How to Steam Tamales
This method is tried-and-true and the way my Colombian mother-in-law taught me how to reheat tamales. Although it does take a little time to steam them (especially if the tamales are frozen), it’s worth the effort for a dish that retains its moisture.
1. Fill a large stockpot with 2 to 3 inches of water. Note: The water level will depend on your pot and steaming basket, but the idea is to have as much water as possible without the liquid touching the bottom of the steaming basket. (You don’t want your tamales sitting in water while they warm up.)
2. Place your steaming basket into the stockpot, cover with a tight-fitting lid and bring the water to a boil over high heat.
3. Once the water is boiling, grab a pair of tongs and use them to gently lower the tamales into the steaming basket.
4. Cover the pot again and turn the heat down to medium so the water is no longer boiling, but still maintains a vigorous (i.e., steam-producing) simmer.
5. Thawed tamales from the refrigerator will be piping hot and delicious after about 30 minutes of steaming. If you’re working with frozen tamales (which is how they’re often sold), you don’t need to defrost before you reheat. Send them straight from the freezer to the stockpot and let them steam for approximately 90 minutes—just be sure to lift the lid periodically to make sure the water hasn’t evaporated and add more as needed. When the time is up, plate and unwrap your prize.
How to Reheat Tamales in a Skillet
Don’t have time to wait around for a steamed tamale? According to the tamale experts at Frelard Tamales, it is common in Mexico to toast tamales in a skillet for a tasty snack without the wait. Just keep in mind that this method only works for thawed, pre-cooked tamales (i.e., previously steamed) and the masa will have a crispier texture on the exterior after pan-frying, which isn’t necessarily a bad thing. If you want a tamale fix and want it fast, here’s what you do.

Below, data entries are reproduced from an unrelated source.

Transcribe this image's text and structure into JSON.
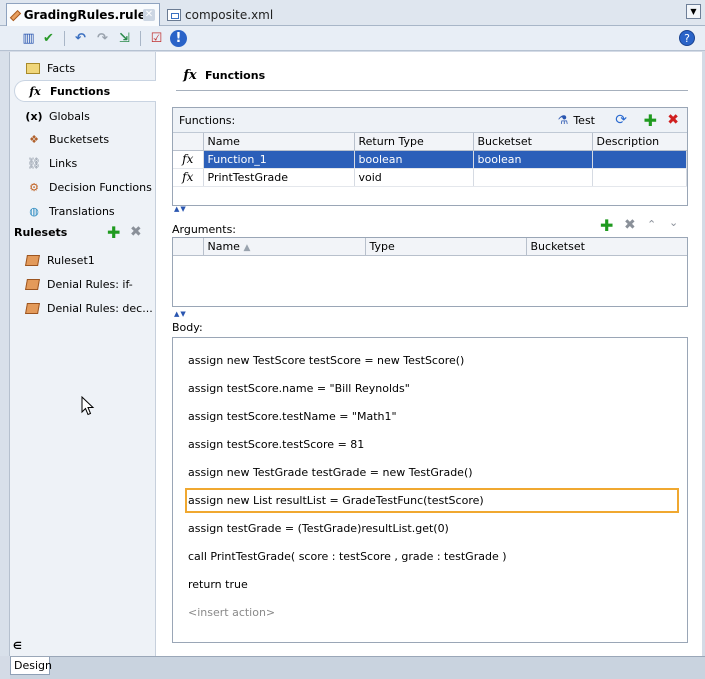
{
  "tabs": [
    {
      "label": "GradingRules.rules",
      "active": true
    },
    {
      "label": "composite.xml",
      "active": false
    }
  ],
  "nav": {
    "items": [
      {
        "label": "Facts",
        "icon": "facts-icon"
      },
      {
        "label": "Functions",
        "icon": "fx-icon",
        "selected": true
      },
      {
        "label": "Globals",
        "icon": "globals-icon"
      },
      {
        "label": "Bucketsets",
        "icon": "bucketset-icon"
      },
      {
        "label": "Links",
        "icon": "link-icon"
      },
      {
        "label": "Decision Functions",
        "icon": "decision-function-icon"
      },
      {
        "label": "Translations",
        "icon": "translation-icon"
      }
    ],
    "rulesets_label": "Rulesets",
    "rulesets": [
      "Ruleset1",
      "Denial Rules: if-",
      "Denial Rules: dec..."
    ]
  },
  "main": {
    "title": "Functions",
    "functions_label": "Functions:",
    "test_label": "Test",
    "functions_columns": [
      "Name",
      "Return Type",
      "Bucketset",
      "Description"
    ],
    "functions_rows": [
      {
        "name": "Function_1",
        "return_type": "boolean",
        "bucketset": "boolean",
        "description": ""
      },
      {
        "name": "PrintTestGrade",
        "return_type": "void",
        "bucketset": "",
        "description": ""
      }
    ],
    "arguments_label": "Arguments:",
    "arguments_columns": [
      "Name",
      "Type",
      "Bucketset"
    ],
    "body_label": "Body:",
    "body_lines": [
      "assign new TestScore testScore = new TestScore()",
      "assign testScore.name = \"Bill Reynolds\"",
      "assign testScore.testName = \"Math1\"",
      "assign testScore.testScore = 81",
      "assign new TestGrade testGrade = new TestGrade()",
      "assign new List resultList = GradeTestFunc(testScore)",
      "assign testGrade = (TestGrade)resultList.get(0)",
      "call PrintTestGrade( score : testScore , grade : testGrade )",
      "return true"
    ],
    "body_placeholder": "<insert action>"
  },
  "bottom": {
    "design_tab": "Design"
  },
  "colors": {
    "selection": "#2b5fb9",
    "highlight_border": "#f0a830",
    "add_green": "#1f9a1f",
    "delete_red": "#d02020"
  }
}
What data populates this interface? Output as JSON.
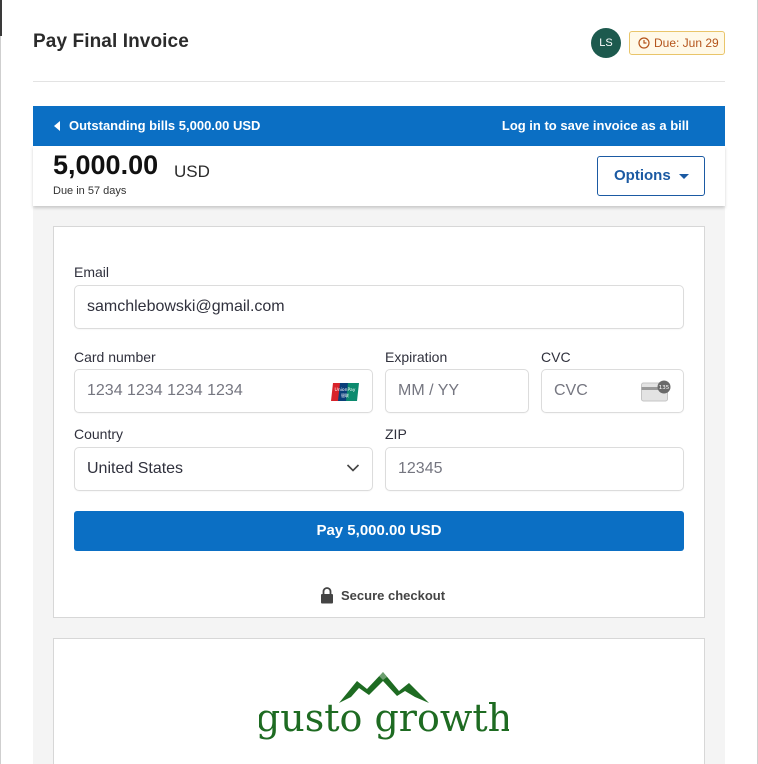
{
  "header": {
    "title": "Pay Final Invoice",
    "avatar_initials": "LS",
    "due_badge": "Due: Jun 29"
  },
  "bluebar": {
    "outstanding": "Outstanding bills 5,000.00 USD",
    "login": "Log in to save invoice as a bill"
  },
  "summary": {
    "amount": "5,000.00",
    "currency": "USD",
    "due_in": "Due in 57 days",
    "options_label": "Options"
  },
  "form": {
    "email_label": "Email",
    "email_value": "samchlebowski@gmail.com",
    "card_label": "Card number",
    "card_placeholder": "1234 1234 1234 1234",
    "expiration_label": "Expiration",
    "expiration_placeholder": "MM / YY",
    "cvc_label": "CVC",
    "cvc_placeholder": "CVC",
    "cvc_icon_text": "135",
    "country_label": "Country",
    "country_value": "United States",
    "zip_label": "ZIP",
    "zip_placeholder": "12345",
    "pay_button": "Pay 5,000.00 USD",
    "secure_text": "Secure checkout"
  },
  "brand": {
    "logo_text": "gusto growth"
  },
  "colors": {
    "primary": "#0b6fc4",
    "avatar": "#1d5a4e",
    "due_badge_border": "#e9c56a",
    "due_badge_text": "#b4541c",
    "logo_green": "#1e6b22"
  }
}
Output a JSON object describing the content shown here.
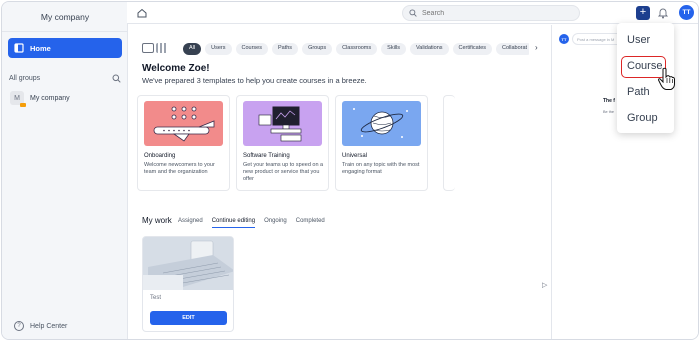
{
  "sidebar": {
    "company": "My company",
    "home_label": "Home",
    "groups_header": "All groups",
    "group_item": "My company",
    "group_avatar_letter": "M",
    "help_label": "Help Center"
  },
  "topbar": {
    "search_placeholder": "Search",
    "plus_label": "+",
    "user_initials": "TT"
  },
  "main": {
    "filters": [
      "All",
      "Users",
      "Courses",
      "Paths",
      "Groups",
      "Classrooms",
      "Skills",
      "Validations",
      "Certificates",
      "Collaborat"
    ],
    "welcome": "Welcome Zoe!",
    "subtitle": "We've prepared 3 templates to help you create courses in a breeze.",
    "templates": [
      {
        "title": "Onboarding",
        "desc": "Welcome newcomers to your team and the organization"
      },
      {
        "title": "Software Training",
        "desc": "Get your teams up to speed on a new product or service that you offer"
      },
      {
        "title": "Universal",
        "desc": "Train on any topic with the most engaging format"
      }
    ],
    "mywork_title": "My work",
    "tabs": [
      "Assigned",
      "Continue editing",
      "Ongoing",
      "Completed"
    ],
    "course_name": "Test",
    "edit_label": "EDIT"
  },
  "right_panel": {
    "avatar": "TT",
    "message_placeholder": "Post a message in M",
    "title": "The f",
    "text": "Be the"
  },
  "dropdown": {
    "items": [
      "User",
      "Course",
      "Path",
      "Group"
    ]
  },
  "colors": {
    "primary": "#2563eb",
    "navy": "#1d3f8f",
    "onboarding_bg": "#f28b8b",
    "software_bg": "#c8a2f0",
    "universal_bg": "#7aa7f0",
    "highlight": "#dc2626"
  }
}
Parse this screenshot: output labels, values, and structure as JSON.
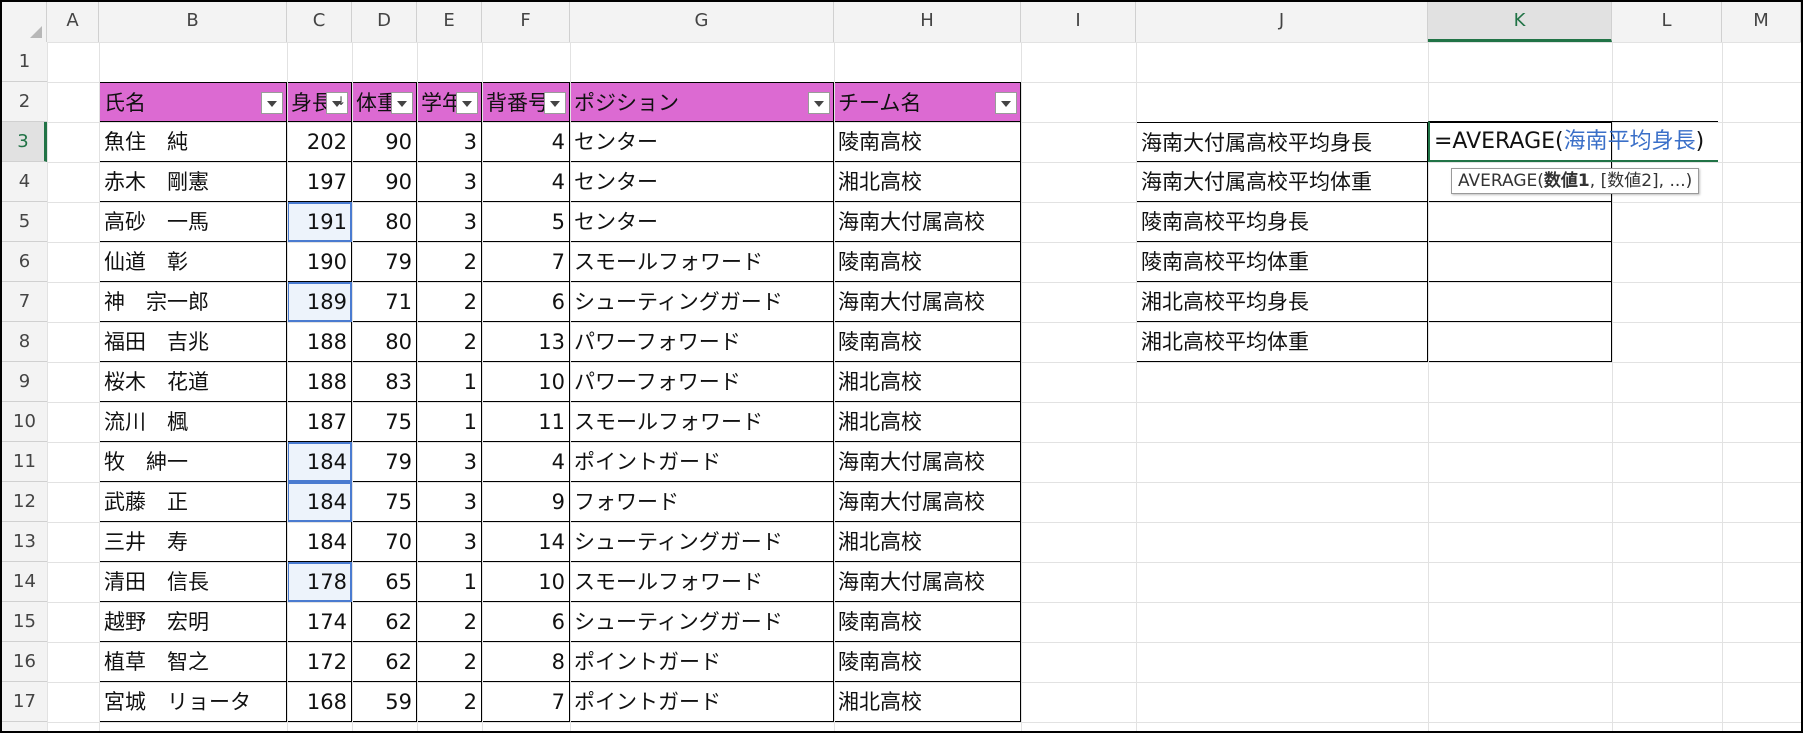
{
  "columns": [
    "A",
    "B",
    "C",
    "D",
    "E",
    "F",
    "G",
    "H",
    "I",
    "J",
    "K",
    "L",
    "M"
  ],
  "active_column": "K",
  "rows": [
    "1",
    "2",
    "3",
    "4",
    "5",
    "6",
    "7",
    "8",
    "9",
    "10",
    "11",
    "12",
    "13",
    "14",
    "15",
    "16",
    "17"
  ],
  "active_row": "3",
  "table": {
    "headers": [
      "氏名",
      "身長",
      "体重",
      "学年",
      "背番号",
      "ポジション",
      "チーム名"
    ],
    "rows": [
      [
        "魚住　純",
        "202",
        "90",
        "3",
        "4",
        "センター",
        "陵南高校"
      ],
      [
        "赤木　剛憲",
        "197",
        "90",
        "3",
        "4",
        "センター",
        "湘北高校"
      ],
      [
        "高砂　一馬",
        "191",
        "80",
        "3",
        "5",
        "センター",
        "海南大付属高校"
      ],
      [
        "仙道　彰",
        "190",
        "79",
        "2",
        "7",
        "スモールフォワード",
        "陵南高校"
      ],
      [
        "神　宗一郎",
        "189",
        "71",
        "2",
        "6",
        "シューティングガード",
        "海南大付属高校"
      ],
      [
        "福田　吉兆",
        "188",
        "80",
        "2",
        "13",
        "パワーフォワード",
        "陵南高校"
      ],
      [
        "桜木　花道",
        "188",
        "83",
        "1",
        "10",
        "パワーフォワード",
        "湘北高校"
      ],
      [
        "流川　楓",
        "187",
        "75",
        "1",
        "11",
        "スモールフォワード",
        "湘北高校"
      ],
      [
        "牧　紳一",
        "184",
        "79",
        "3",
        "4",
        "ポイントガード",
        "海南大付属高校"
      ],
      [
        "武藤　正",
        "184",
        "75",
        "3",
        "9",
        "フォワード",
        "海南大付属高校"
      ],
      [
        "三井　寿",
        "184",
        "70",
        "3",
        "14",
        "シューティングガード",
        "湘北高校"
      ],
      [
        "清田　信長",
        "178",
        "65",
        "1",
        "10",
        "スモールフォワード",
        "海南大付属高校"
      ],
      [
        "越野　宏明",
        "174",
        "62",
        "2",
        "6",
        "シューティングガード",
        "陵南高校"
      ],
      [
        "植草　智之",
        "172",
        "62",
        "2",
        "8",
        "ポイントガード",
        "陵南高校"
      ],
      [
        "宮城　リョータ",
        "168",
        "59",
        "2",
        "7",
        "ポイントガード",
        "湘北高校"
      ]
    ]
  },
  "summary": {
    "labels": [
      "海南大付属高校平均身長",
      "海南大付属高校平均体重",
      "陵南高校平均身長",
      "陵南高校平均体重",
      "湘北高校平均身長",
      "湘北高校平均体重"
    ]
  },
  "formula": {
    "prefix": "=AVERAGE(",
    "reference": "海南平均身長",
    "suffix": ")"
  },
  "tooltip": {
    "func": "AVERAGE(",
    "arg1": "数値1",
    "rest": ", [数値2], ...)"
  },
  "colors": {
    "header_fill": "#dc6ad2",
    "reference_text": "#3a6fc8",
    "active_cell": "#217346",
    "highlight_border": "#4a7bd0"
  }
}
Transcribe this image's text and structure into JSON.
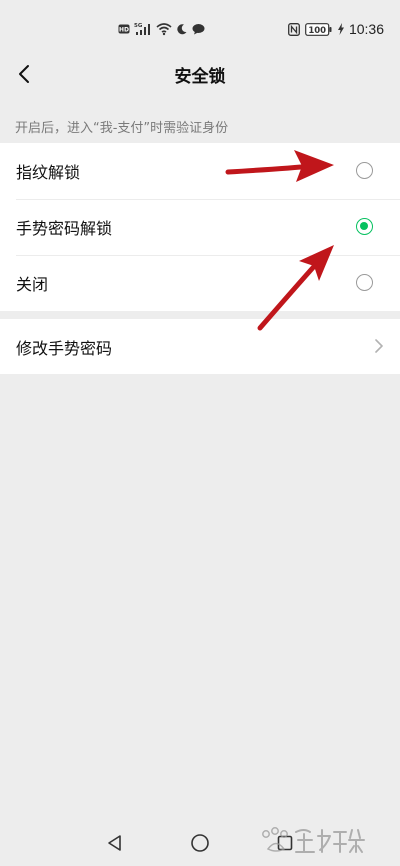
{
  "status_bar": {
    "time": "10:36",
    "battery_label": "100",
    "hd_label": "HD",
    "network_label": "5G"
  },
  "nav": {
    "title": "安全锁"
  },
  "section_hint": "开启后，进入“我-支付”时需验证身份",
  "options": [
    {
      "label": "指纹解锁",
      "selected": false
    },
    {
      "label": "手势密码解锁",
      "selected": true
    },
    {
      "label": "关闭",
      "selected": false
    }
  ],
  "modify": {
    "label": "修改手势密码"
  },
  "colors": {
    "accent": "#07c160",
    "background": "#ededed",
    "annotation_arrow": "#c0161b"
  },
  "icons": {
    "back": "back-chevron-icon",
    "chevron": "chevron-right-icon",
    "nav_back": "triangle-back-icon",
    "nav_home": "circle-home-icon",
    "nav_recent": "square-recents-icon"
  }
}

1. Heat a skillet over medium until it’s nice and hot.
2. Add a tablespoon of oil to the pan. Vegetable oil works great because of its neutral flavor and high smoke point, but any oil you prefer will work just fine.
3. Carefully unwrap the tamales from the corn husk and gently place them in the hand. Note: This takes a little skill and a light touch since masa is quite delicate and you don’t want your tamale to fall apart. (Don’t worry though, it will still taste just as good.)
4. Flip the tamales—again, carefully—with a spatula every 1 to 2 minutes and cook until the surface of the tamales turns, light golden-brown.
5. Remove the tamales from the pan and devour them as soon as they are cool enough to eat.